Ban Don Pui es una aldea completamente adaptada al turismo. Es más, no parece haber pueblo sino sólo un mercadillo, una sucesión de puestos con ropas tradicionales y recuerdos varios, que al menos sirven para protegernos de la lluvia. Cuando escampa damos una vuelta hasta lo más alto del pueblo, que está rodeado por montañas y selvas cubiertas por las nubes. Hay un hermoso jardín con flores de todos tipos y climas, una pequeña cascada, gallineros y casas de aspecto muy pobre, con maderas y latas montadas sobre terraplenes precarios. Comemos bien y muy barato en un modesto restaurante local los dos únicos platos que tienen disponibles: sopa de noodles y pad thai. El dueño es un hombrecillo simpático con gorra de béisbol hacia atrás, oriundo del lugar, que habla inglés razonablemente y nos pregunta mucho por los precios de los platos en España, por los equipos de fútbol españoles.

Las motos nos llevan aún más arriba por el estrecho sendero de tierra, y a unos ocho kilómetros encontramos otra aldea hmong, también con tiendecitas para extranjeros donde las mujeres llevan el traje tradicional, negro y de terciopelo, y algo más auténtica. Las pocas calles de Ban Kun Chang Kian son de tierra, y al final del pueblo hay una escuela muy bien equipada con un mirador donde se ve entera la llanura de Chiang Mai, de la que nos separan más de treinta kilómetros.
 
Algunos niños juegan a saltar con cuerdas en el patio de hierba, otros echan carreras de coches que son sus zapatos llenos de agua, otros juegan al ping-pong, otros acaban sus tareas en una de las aulas, sin profesor y en silencio. A la entrada del pueblo hay un chozo donde una mujer muy vieja y con cara despistada sirve cafés, supuestamente de la zona, pues estamos rodeados de cafetales, ya que el gobierno tailandés promueve cultivos alternativos para erradicar el opio. Exhibe los granos en botes transparentes, los muele en el molinillo y nos sirve un café tan malo que ni con leche se arregla. Un alemán maleducado, padre de familia que pasea por el poblado, mete la cámara hasta el molinillo sin pedir siquiera permiso e incluso nosotros le parecemos gente exótica, pues también los bebedores de café entramos en su objetivo sin cruzarnos un saludo.

La temperatura es buena en la aldea, fresco sin llegar a ser frío, y desde ahí iniciamos el largo descenso por las selvas que nos devuelve a Chiang Mai. Después de la larga carrera motociclista, nos detenemos a la entrada de la ciudad en unas cataratas, y en el mercadillo aledaño Juan se atreve con una de las rarezas culinarias tailandesas, los insectos. En el puesto hay gusanos, ranas, cucarachas de varios tamaños, todos refritos y negros. Juan empieza por lo básico y se zampa varios gusanos y algo grande que se parece a un abejorro. A los demás nos pilla sin hambre y no lo probamos.

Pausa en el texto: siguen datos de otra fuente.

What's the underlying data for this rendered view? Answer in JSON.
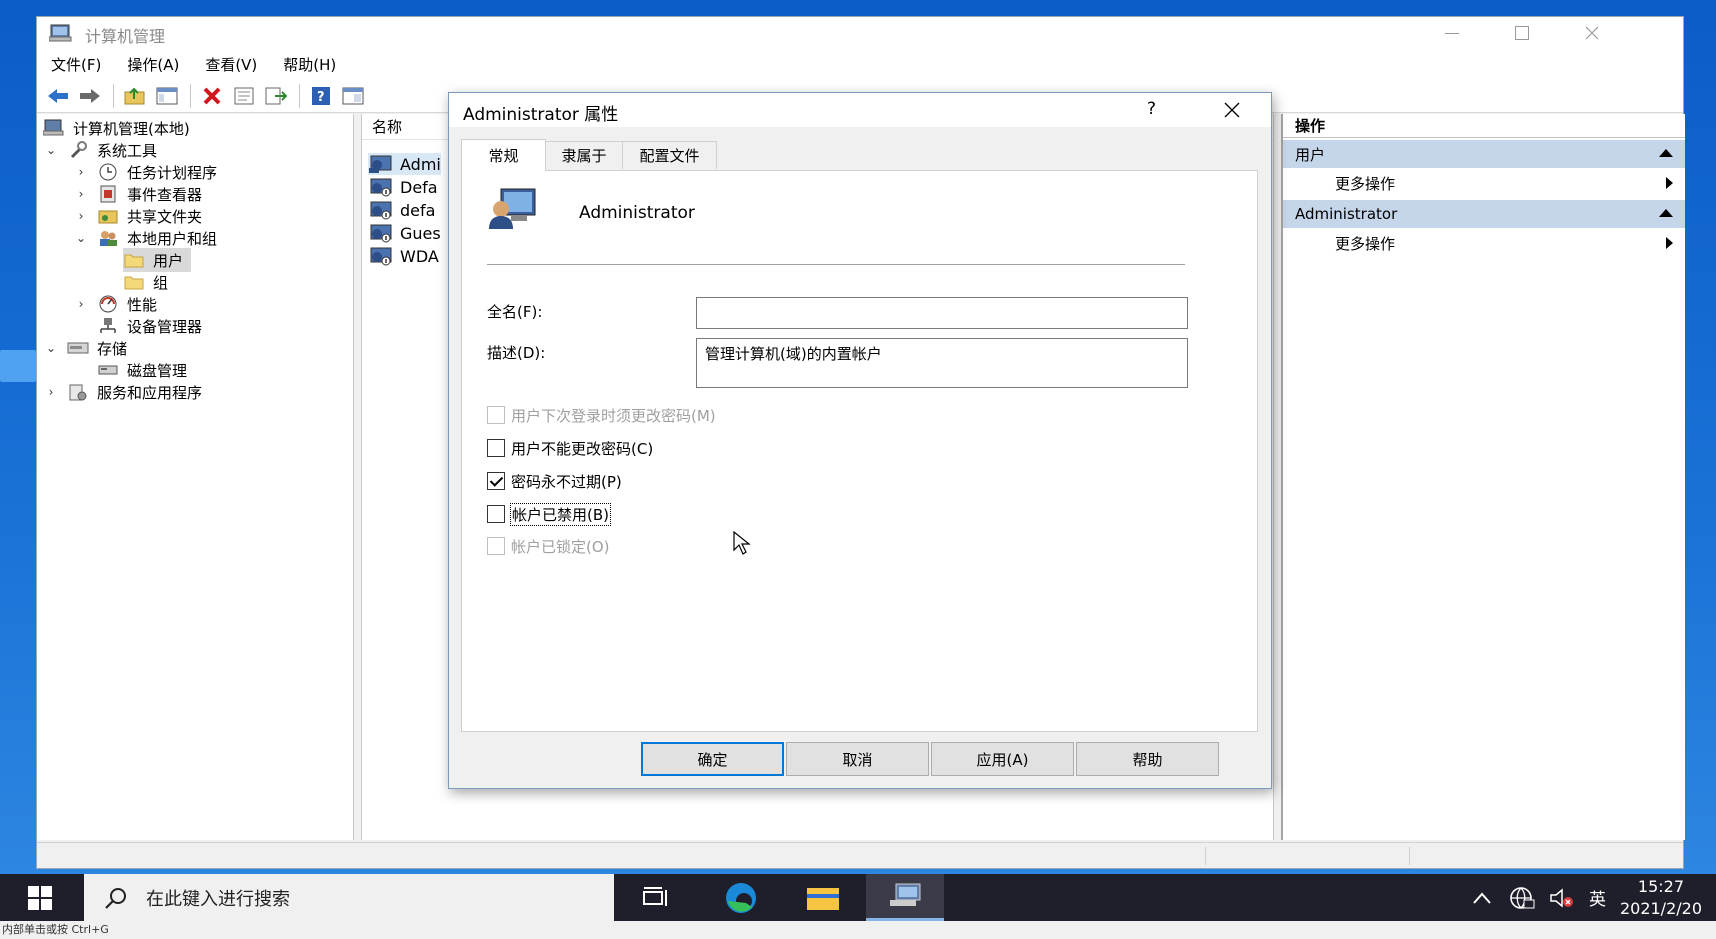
{
  "window": {
    "title": "计算机管理"
  },
  "menu": [
    "文件(F)",
    "操作(A)",
    "查看(V)",
    "帮助(H)"
  ],
  "tree": {
    "root": "计算机管理(本地)",
    "system_tools": "系统工具",
    "task_scheduler": "任务计划程序",
    "event_viewer": "事件查看器",
    "shared_folders": "共享文件夹",
    "local_users_groups": "本地用户和组",
    "users": "用户",
    "groups": "组",
    "performance": "性能",
    "device_manager": "设备管理器",
    "storage": "存储",
    "disk_management": "磁盘管理",
    "services_apps": "服务和应用程序"
  },
  "list": {
    "header_name": "名称",
    "rows": [
      "Admi",
      "Defa",
      "defa",
      "Gues",
      "WDA"
    ]
  },
  "actions": {
    "header": "操作",
    "group1": "用户",
    "group1_item": "更多操作",
    "group2": "Administrator",
    "group2_item": "更多操作"
  },
  "dialog": {
    "title": "Administrator 属性",
    "help_glyph": "?",
    "tabs": [
      "常规",
      "隶属于",
      "配置文件"
    ],
    "user_name": "Administrator",
    "fullname_label": "全名(F):",
    "fullname_value": "",
    "description_label": "描述(D):",
    "description_value": "管理计算机(域)的内置帐户",
    "checkboxes": {
      "must_change": {
        "label": "用户下次登录时须更改密码(M)",
        "checked": false,
        "enabled": false
      },
      "cannot_change": {
        "label": "用户不能更改密码(C)",
        "checked": false,
        "enabled": true
      },
      "never_expires": {
        "label": "密码永不过期(P)",
        "checked": true,
        "enabled": true
      },
      "disabled": {
        "label": "帐户已禁用(B)",
        "checked": false,
        "enabled": true
      },
      "locked": {
        "label": "帐户已锁定(O)",
        "checked": false,
        "enabled": false
      }
    },
    "buttons": {
      "ok": "确定",
      "cancel": "取消",
      "apply": "应用(A)",
      "help": "帮助"
    }
  },
  "taskbar": {
    "search_placeholder": "在此键入进行搜索",
    "ime": "英",
    "time": "15:27",
    "date": "2021/2/20"
  },
  "rdp_hint": "内部单击或按 Ctrl+G",
  "colors": {
    "accent": "#0078d7",
    "action_group": "#c6d6ea",
    "taskbar": "#1f1f2b"
  }
}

De vuelta en el hotel, llega el primer conato de discusión al decidir el plan para el día siguiente. Los hoteles tienen un precio testimonial porque la ganancia la llevan en las excursiones programadas que contratan. Son excursiones caras, para un tipo de turista que quiera llevarlo todo previsto y atado, sin riesgos, para familias o grupos de jóvenes, donde ofrecen los atractivos típicos de montar en elefante o descender unos minutos por el río en barca. Después de sopesarlo y discutirlo, el grupo accede a la propuesta de Omar, que se ha empeñado en contratar una de las rutas, a pesar de que sabemos que no ofrece nada distinto de lo que podríamos hacer por nuestra cuenta.

Antes de cenar, para calmar los ánimos, nos atrevemos por fin con un masaje thai, algo que no habíamos hecho hasta ahora más por prejuicio que por otra cosa, pues son tantas las suspicacias que despierta el famoso masaje. Dentro y fuera de la muralla hay miles de casas de masaje, y es cierto que algunas parecen sospechosas. Elegimos una cerca del hotel, de ambiente tranquilo y con cristaleras a la calle. El masaje thai básicamente consiste en estirar, flexionar y golpear todo lo estirable, flexionable y golpeable. Pies, piernas, brazos, espalda, cuello y hasta cabeza son estirados y presionados por los codos y dedos expertos de las masajistas, y al cabo de una hora uno se queda más suave que un guante, mientras se toma el té con que lo invitan después.

Una cena tranquila y relajada: costillas de cerdo fritas y con miel, granizados de mango, guayaba y papaya. Un paseo nocturno en moto por las calles de Chiang Mai pone fin a una jornada intensa de selva y ciudad.